When his eyes returned to their natural brown, that same authority remained in his bearing. "I will tell you everything," he said, words cutting cleanly through the hushed corridor. "No questions. Just listen." The reporters exchanged uncertain glances before nodding agreement, microphones tilting toward him with trembling anticipation.
He stood with his back against his door, using it like a shield to hide his room number - one last piece of privacy in this moment of public testimony. Red recording lights winked at him from dozens of cameras like dying stars in the artificial hospital lighting. Yet despite all those eyes pressing in on him, Angelo felt oddly calm. The words rose from somewhere deeper than thought, carried on the strength of his promise to a grieving mother.
"My name is Angelo," he began, each word dropping into the silence like stones into still water. "Some know me as the Angel of Death. Two years ago, at sixteen, I joined the police through a special program for promising Aurons. After training, I earned my place in Novaria's Auron division. Almost a week ago, I was assigned to mentor a new recruit - Bill Dealer." His voice softened on the name like someone handling something precious.
"Neither of us knew we were walking into a trap set by the serial killer known as the Grim Reaper - perhaps chosen as a mockery of my own given title. In the confrontation that followed, Bill lost his life." Angelo paused, eyes closing briefly as if against physical pain. When they opened again, they blazed with fierce pride.
"Bill Dealer was the bravest person I have ever known. He saved my life three times - first against Infernian terrorists, then twice more against the Grim Reaper herself. A sixteen-year-old rookie saved his superior officer without hesitation, without fear." His voice grew stronger with each word, carrying the weight of sworn testimony. "I want every household in Novaria to know what a hero this earnest, enthusiastic young man was. I want his name remembered not for how he died, but for how he lived - with unwavering courage and unshakeable faith."
Angelo's voice softened to something intimate, as if he'd forgotten the cameras entirely and was speaking directly to a ghost. "Bill, I will never forget you or your smile. Thank you for everything, and rest in peace... my brother."

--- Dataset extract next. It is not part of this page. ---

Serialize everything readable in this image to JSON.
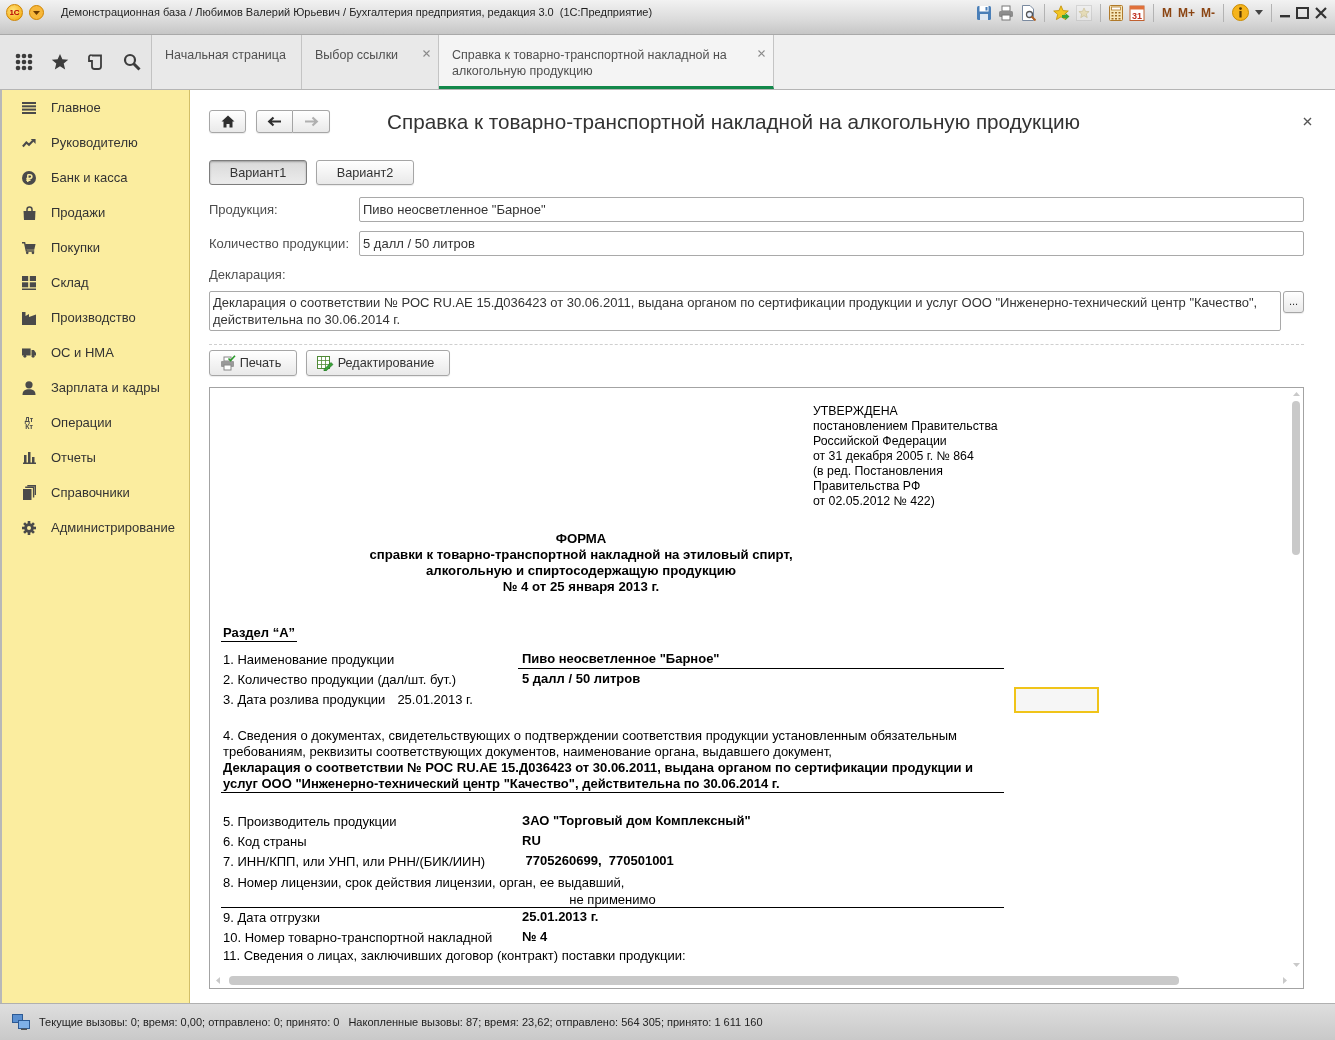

Without another word, he turned and walked away through the parting crowd. Questions exploded behind him like fireworks, but they felt distant and meaningless. His mind was already reaching ahead - to old mysteries about his parents still waiting to be solved, to new promises that demanded keeping.
He had awakened this morning to a reality grimmer than any he'd known, to bitter truths and an abyss of despair that had seemed bottomless. But his conversations with Miriam and Sleeser had given him something unexpected - not just purpose, but permission to live, to grow, to honor the memory of the one who had believed in him until the very end.
Tomorrow would bring new beginnings. Tomorrow, he would start walking the path that Bill had believed he could travel - not just as the Angel of Death, but as something more. Something worthy of a brother's sacrifice and a mother's grace.
As night settled over the hospital like a gentle blanket, Angelo closed his eyes, feeling his evolved power thrumming through his veins like a second heartbeat - Bill's final gift, his eternal protection. Tomorrow would come with its own challenges, but for now, he let himself rest in the knowledge that somewhere, somehow, Bill was still smiling that earnest, unwavering smile.
And maybe, just maybe, that was enough to light the way forward.